There are four common features of citizen science practice:
1) anyone can participate,
2) participants use the same protocol so data can be combined and be high quality,
3) data can help real scientists come to real conclusions and
4) a wide community of scientists and volunteers work together and share data to which the public, as well as scientists, have access.
Citizen Science can increasingly be enabled by web-based technologies, in which relatively large-scale data-collection tasks can be assigned to students. The purpose is to gather and collate useful scientific information from many individuals / groups.
Members of the GEOLAND Project team met in the town of Rethymno, Crete 15-18th September 2021. Due to Covid restrictions the meeting was hybrid with some partners participating online and others able to visit the coordinating institution the research centre IMS Forth.
The project focused on administrative and practical actions to deliver the key outputs of GEOLAND and specifically:
1 an educational handbook for monitoring European Landscape
2 a training course via a Web-based GIS platform
3 policy outreach for higher education students related to the European Landscape Convention (ELC) and
4 an online gallery of student work, and
5 a Digital Readiness Tool, DERT, for the assessment of the digital readiness of higher education students and courses.
On the first day of the meeting the project partners focussed on the purpose and content of the GEOLAND handbook and its structure and approach.

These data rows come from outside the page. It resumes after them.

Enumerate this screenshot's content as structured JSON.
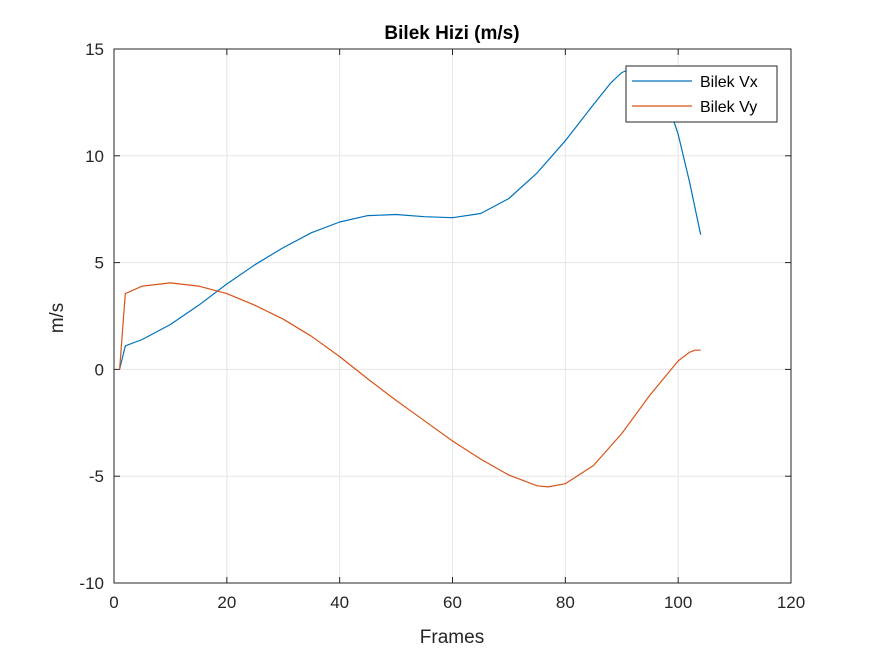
{
  "chart_data": {
    "type": "line",
    "title": "Bilek Hizi (m/s)",
    "xlabel": "Frames",
    "ylabel": "m/s",
    "xlim": [
      0,
      120
    ],
    "ylim": [
      -10,
      15
    ],
    "xticks": [
      0,
      20,
      40,
      60,
      80,
      100,
      120
    ],
    "yticks": [
      -10,
      -5,
      0,
      5,
      10,
      15
    ],
    "grid": true,
    "legend_position": "top-right",
    "series": [
      {
        "name": "Bilek Vx",
        "color": "#0072BD",
        "points": [
          [
            1,
            0
          ],
          [
            2,
            1.1
          ],
          [
            5,
            1.4
          ],
          [
            10,
            2.1
          ],
          [
            15,
            3.0
          ],
          [
            20,
            4.0
          ],
          [
            25,
            4.9
          ],
          [
            30,
            5.7
          ],
          [
            35,
            6.4
          ],
          [
            40,
            6.9
          ],
          [
            45,
            7.2
          ],
          [
            50,
            7.25
          ],
          [
            55,
            7.15
          ],
          [
            60,
            7.1
          ],
          [
            65,
            7.3
          ],
          [
            70,
            8.0
          ],
          [
            75,
            9.2
          ],
          [
            80,
            10.7
          ],
          [
            85,
            12.4
          ],
          [
            88,
            13.4
          ],
          [
            90,
            13.9
          ],
          [
            92,
            14.1
          ],
          [
            94,
            14.0
          ],
          [
            96,
            13.5
          ],
          [
            98,
            12.6
          ],
          [
            100,
            11.0
          ],
          [
            102,
            8.8
          ],
          [
            104,
            6.3
          ]
        ]
      },
      {
        "name": "Bilek Vy",
        "color": "#D95319",
        "points": [
          [
            1,
            0
          ],
          [
            2,
            3.55
          ],
          [
            5,
            3.9
          ],
          [
            10,
            4.05
          ],
          [
            15,
            3.9
          ],
          [
            20,
            3.55
          ],
          [
            25,
            3.0
          ],
          [
            30,
            2.35
          ],
          [
            35,
            1.55
          ],
          [
            40,
            0.6
          ],
          [
            45,
            -0.45
          ],
          [
            50,
            -1.45
          ],
          [
            55,
            -2.4
          ],
          [
            60,
            -3.35
          ],
          [
            65,
            -4.2
          ],
          [
            70,
            -4.95
          ],
          [
            75,
            -5.45
          ],
          [
            77,
            -5.5
          ],
          [
            80,
            -5.35
          ],
          [
            85,
            -4.5
          ],
          [
            90,
            -3.0
          ],
          [
            95,
            -1.2
          ],
          [
            100,
            0.4
          ],
          [
            102,
            0.8
          ],
          [
            103,
            0.9
          ],
          [
            104,
            0.9
          ]
        ]
      }
    ]
  }
}
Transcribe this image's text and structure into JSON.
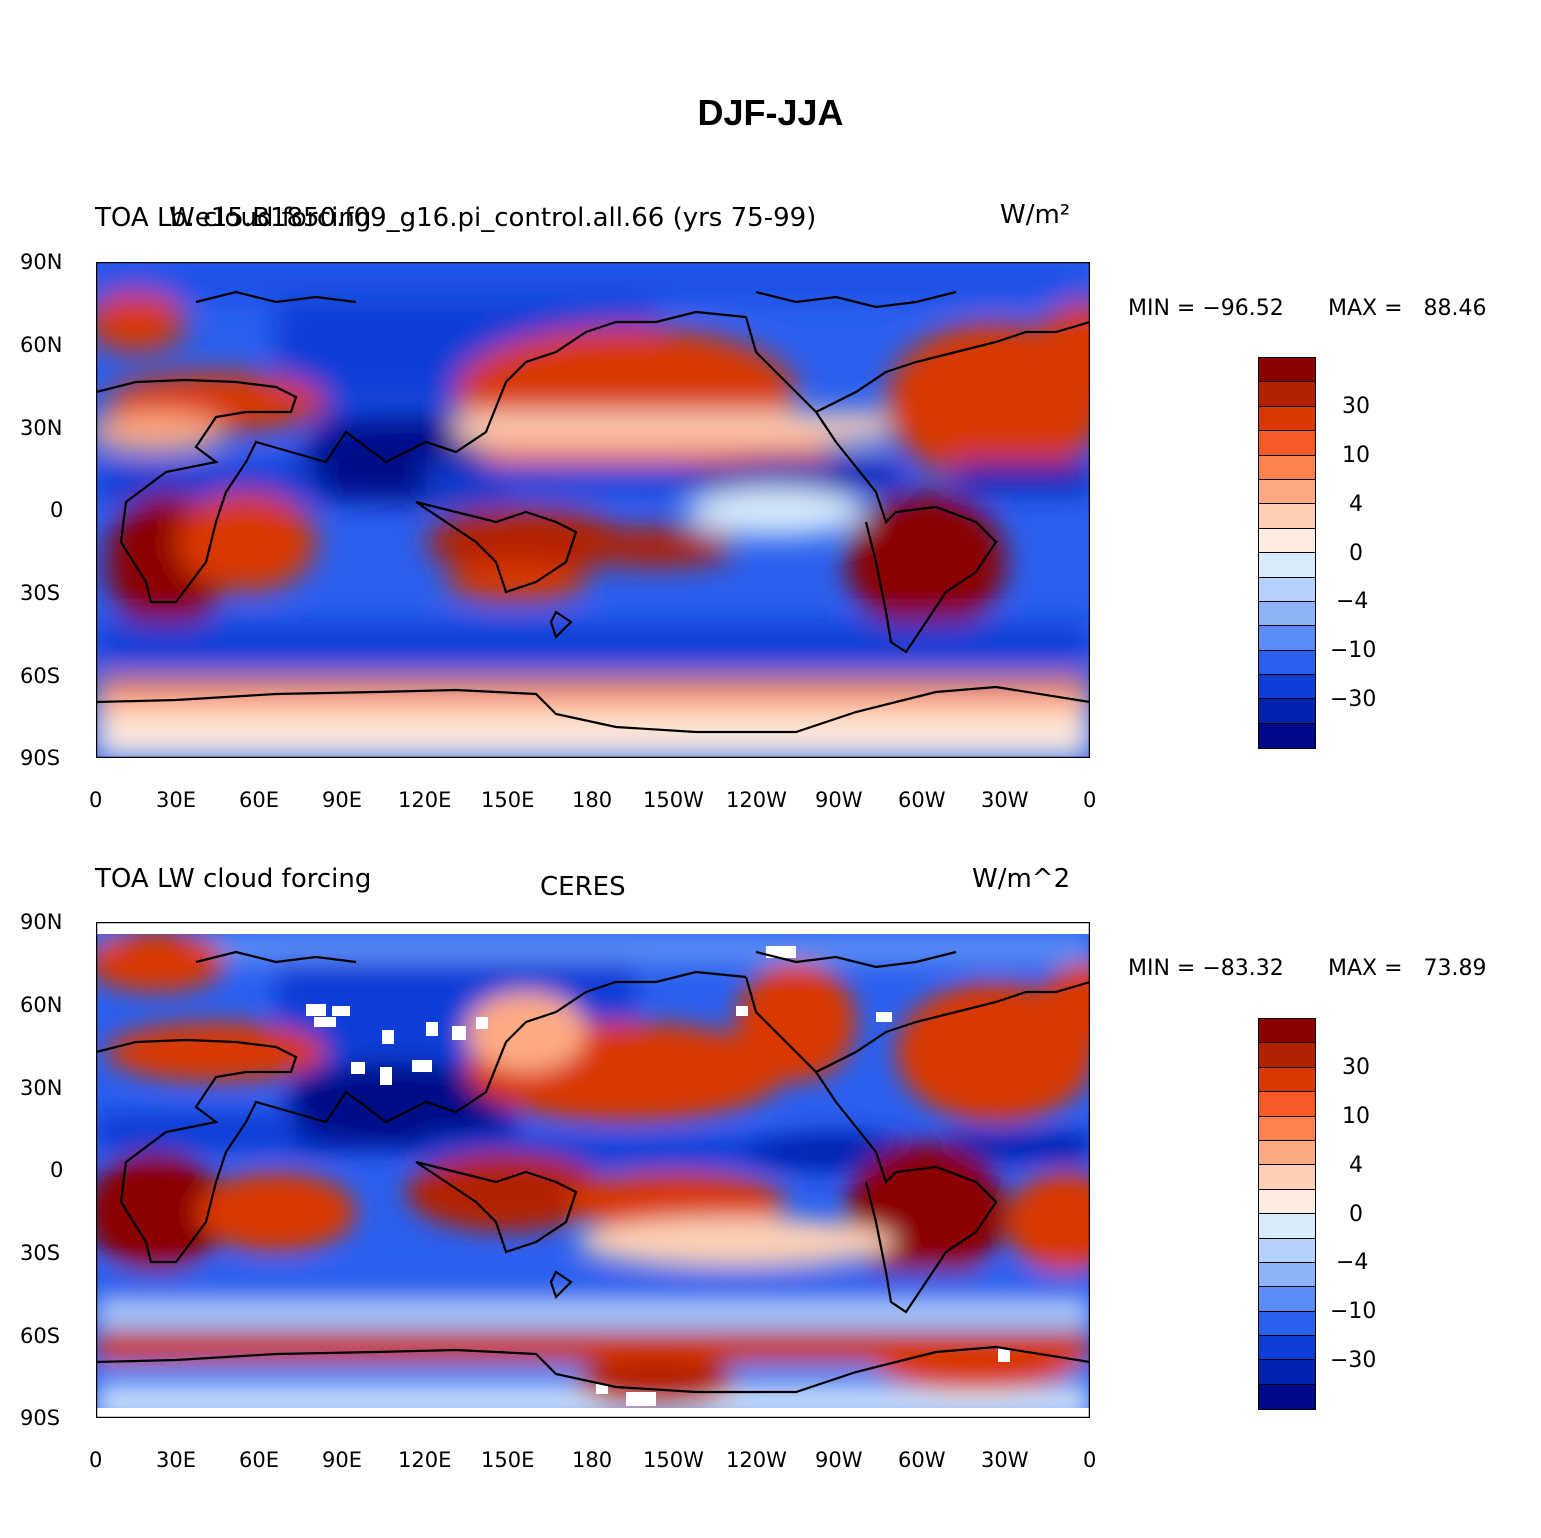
{
  "figure_title": "DJF-JJA",
  "panels": [
    {
      "id": "model",
      "left_label": "TOA LW cloud forcing",
      "center_label": "b.e15.B1850.f09_g16.pi_control.all.66 (yrs 75-99)",
      "units": "W/m²",
      "min_label": "MIN = −96.52",
      "max_label": "MAX =   88.46",
      "min": -96.52,
      "max": 88.46
    },
    {
      "id": "obs",
      "left_label": "TOA LW cloud forcing",
      "center_label": "CERES",
      "units": "W/m^2",
      "min_label": "MIN = −83.32",
      "max_label": "MAX =   73.89",
      "min": -83.32,
      "max": 73.89
    }
  ],
  "axes": {
    "lat_ticks": [
      "90N",
      "60N",
      "30N",
      "0",
      "30S",
      "60S",
      "90S"
    ],
    "lon_ticks": [
      "0",
      "30E",
      "60E",
      "90E",
      "120E",
      "150E",
      "180",
      "150W",
      "120W",
      "90W",
      "60W",
      "30W",
      "0"
    ]
  },
  "colorbar": {
    "colors": [
      "#8b0000",
      "#b22200",
      "#d93800",
      "#f75a26",
      "#fc8250",
      "#fdaa84",
      "#fdd0b6",
      "#feece0",
      "#d7ebfb",
      "#b4d2fb",
      "#8db4f9",
      "#5a8cf5",
      "#2a60ee",
      "#0d3ed6",
      "#0422b0",
      "#000a88"
    ],
    "labels": [
      "30",
      "10",
      "4",
      "0",
      "−4",
      "−10",
      "−30"
    ]
  },
  "chart_data": {
    "type": "heatmap",
    "title": "DJF-JJA",
    "panels": [
      "TOA LW cloud forcing — b.e15.B1850.f09_g16.pi_control.all.66 (yrs 75-99)",
      "TOA LW cloud forcing — CERES"
    ],
    "x_range": [
      0,
      360
    ],
    "y_range": [
      -90,
      90
    ],
    "colorbar_levels": [
      30,
      10,
      4,
      0,
      -4,
      -10,
      -30
    ],
    "min": [
      -96.52,
      -83.32
    ],
    "max": [
      88.46,
      73.89
    ]
  }
}
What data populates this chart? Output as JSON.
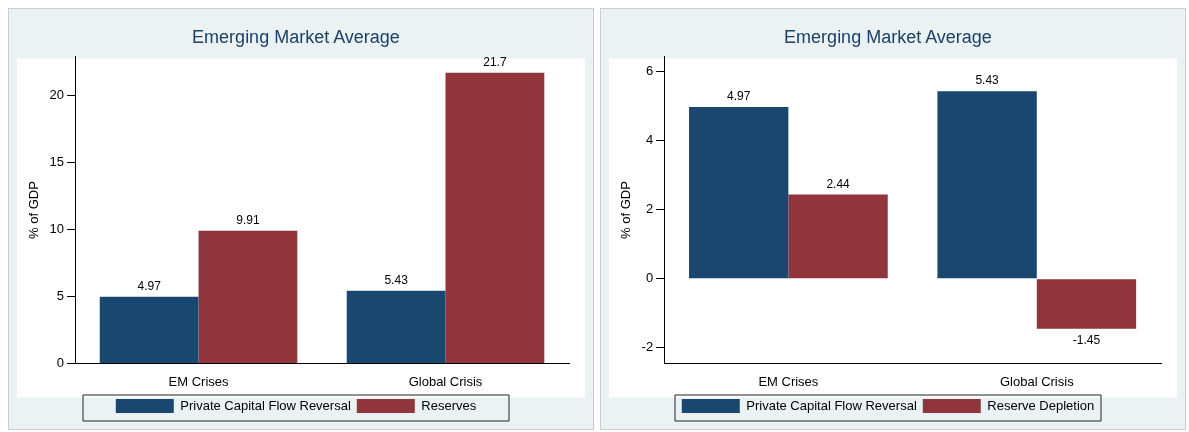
{
  "chart_data": [
    {
      "type": "bar",
      "title": "Emerging Market Average",
      "ylabel": "% of GDP",
      "categories": [
        "EM Crises",
        "Global Crisis"
      ],
      "series": [
        {
          "name": "Private Capital Flow Reversal",
          "color": "#1a476f",
          "values": [
            4.97,
            5.43
          ]
        },
        {
          "name": "Reserves",
          "color": "#90353b",
          "values": [
            9.91,
            21.7
          ]
        }
      ],
      "ylim": [
        0,
        22.9
      ],
      "yticks": [
        0,
        5,
        10,
        15,
        20
      ],
      "grid": false,
      "legend": "bottom",
      "data_labels": true
    },
    {
      "type": "bar",
      "title": "Emerging Market Average",
      "ylabel": "% of GDP",
      "categories": [
        "EM Crises",
        "Global Crisis"
      ],
      "series": [
        {
          "name": "Private Capital Flow Reversal",
          "color": "#1a476f",
          "values": [
            4.97,
            5.43
          ]
        },
        {
          "name": "Reserve Depletion",
          "color": "#90353b",
          "values": [
            2.44,
            -1.45
          ]
        }
      ],
      "ylim": [
        -2.45,
        6.43
      ],
      "yticks": [
        -2,
        0,
        2,
        4,
        6
      ],
      "grid": false,
      "legend": "bottom",
      "data_labels": true
    }
  ]
}
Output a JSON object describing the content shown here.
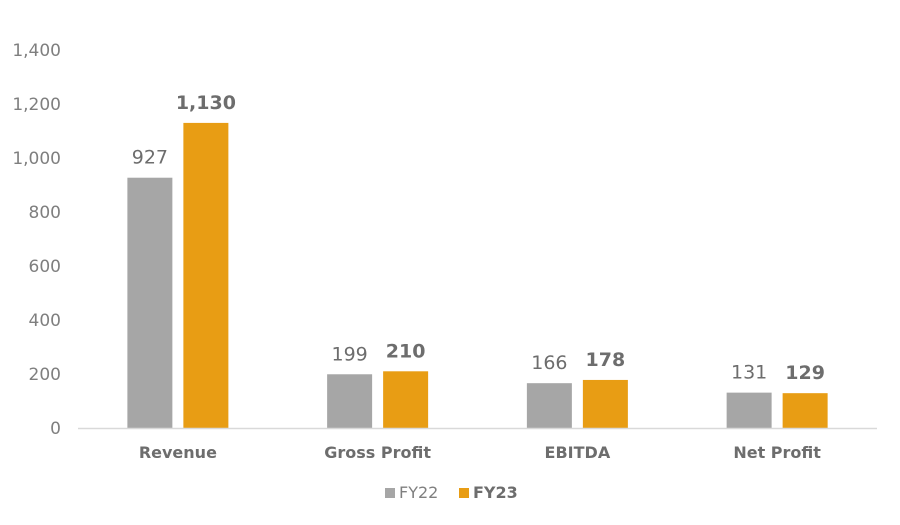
{
  "chart_data": {
    "type": "bar",
    "categories": [
      "Revenue",
      "Gross Profit",
      "EBITDA",
      "Net Profit"
    ],
    "series": [
      {
        "name": "FY22",
        "values": [
          927,
          199,
          166,
          131
        ],
        "value_labels": [
          "927",
          "199",
          "166",
          "131"
        ],
        "color": "#a6a6a6"
      },
      {
        "name": "FY23",
        "values": [
          1130,
          210,
          178,
          129
        ],
        "value_labels": [
          "1,130",
          "210",
          "178",
          "129"
        ],
        "color": "#e89d14"
      }
    ],
    "ylim": [
      0,
      1400
    ],
    "yticks": [
      0,
      200,
      400,
      600,
      800,
      1000,
      1200,
      1400
    ],
    "ytick_labels": [
      "0",
      "200",
      "400",
      "600",
      "800",
      "1,000",
      "1,200",
      "1,400"
    ],
    "legend_position": "bottom",
    "grid": false,
    "axis_color": "#d9d9d9",
    "text_color": "#6d6d6d"
  }
}
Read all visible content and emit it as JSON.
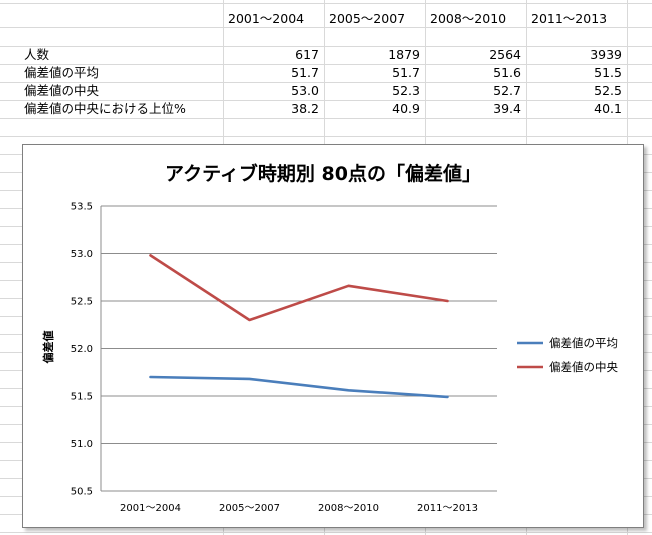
{
  "table": {
    "columns": [
      "2001～2004",
      "2005～2007",
      "2008～2010",
      "2011～2013"
    ],
    "rows": [
      {
        "label": "人数",
        "values": [
          "617",
          "1879",
          "2564",
          "3939"
        ]
      },
      {
        "label": "偏差値の平均",
        "values": [
          "51.7",
          "51.7",
          "51.6",
          "51.5"
        ]
      },
      {
        "label": "偏差値の中央",
        "values": [
          "53.0",
          "52.3",
          "52.7",
          "52.5"
        ]
      },
      {
        "label": "偏差値の中央における上位%",
        "values": [
          "38.2",
          "40.9",
          "39.4",
          "40.1"
        ]
      }
    ]
  },
  "chart_data": {
    "type": "line",
    "title": "アクティブ時期別  80点の「偏差値」",
    "xlabel": "",
    "ylabel": "偏差値",
    "categories": [
      "2001～2004",
      "2005～2007",
      "2008～2010",
      "2011～2013"
    ],
    "ylim": [
      50.5,
      53.5
    ],
    "yticks": [
      "53.5",
      "53.0",
      "52.5",
      "52.0",
      "51.5",
      "51.0",
      "50.5"
    ],
    "grid": true,
    "legend_position": "right",
    "series": [
      {
        "name": "偏差値の平均",
        "color": "#4a7ebb",
        "values": [
          51.7,
          51.68,
          51.56,
          51.49
        ]
      },
      {
        "name": "偏差値の中央",
        "color": "#be4b48",
        "values": [
          52.98,
          52.3,
          52.66,
          52.5
        ]
      }
    ]
  }
}
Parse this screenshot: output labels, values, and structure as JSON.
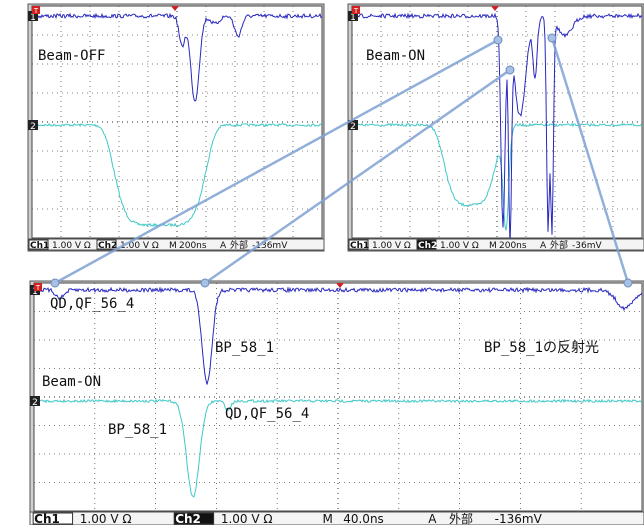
{
  "panels": [
    {
      "label": "Beam-OFF",
      "ch1_marker": "1",
      "ch2_marker": "2",
      "trigger_marker": "T",
      "status": {
        "ch1": "Ch1",
        "ch1_scale": "1.00 V Ω",
        "ch2": "Ch2",
        "ch2_scale": "1.00 V Ω",
        "timebase_label": "M",
        "timebase": "200ns",
        "trigger_label": "A",
        "trigger_source": "外部",
        "trigger_level": "-136mV"
      }
    },
    {
      "label": "Beam-ON",
      "ch1_marker": "1",
      "ch2_marker": "2",
      "trigger_marker": "T",
      "status": {
        "ch1": "Ch1",
        "ch1_scale": "1.00 V Ω",
        "ch2": "Ch2",
        "ch2_scale": "1.00 V Ω",
        "timebase_label": "M",
        "timebase": "200ns",
        "trigger_label": "A",
        "trigger_source": "外部",
        "trigger_level": "-36mV"
      }
    },
    {
      "label": "Beam-ON",
      "ch1_marker": "1",
      "ch2_marker": "2",
      "trigger_marker": "T",
      "status": {
        "ch1": "Ch1",
        "ch1_scale": "1.00 V Ω",
        "ch2": "Ch2",
        "ch2_scale": "1.00 V Ω",
        "timebase_label": "M",
        "timebase": "40.0ns",
        "trigger_label": "A",
        "trigger_source": "外部",
        "trigger_level": "-136mV"
      },
      "annotations": [
        "QD,QF_56_4",
        "BP_58_1",
        "BP_58_1の反射光",
        "BP_58_1",
        "QD,QF_56_4"
      ]
    }
  ]
}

On the second day the GEOLAND platform purpose and its developments were discussed and the approach agreed and issues addressed. The role of open data from students and the activities related to survey gathering and citizen science were raised.
After the conclusion of the meeting a cultural visit took place, with a visit to the Monastery at Arkadi and a hike through a gorge identified as an area of outstanding landscape value.
The GEOLAND Project has started with a series of online meetings to establish the activities and working methods of the project.
The vision of GEOLAND is to establish a learning path for the Higher Education students and their professors so that they are able to apply their geospatial analysis knowledge in decision-making for landscape management, planning and protection of NATURA 2000 sites across Europe.
“Landscape means an area, as perceived by people, whose character is the result of the action and interaction of natural and/or human factors” (Art.1 of European Landscape Convention (ELC)).
The main goals of the GEOLAND project are to specifically develop:
a) an Educational Handbook for monitoring European Landscape,
b) a Web based GIS platform where geospatial data may be uploaded and analysed and students’ opinion about landscape will be obtained through questionnaires and crowdsourcing.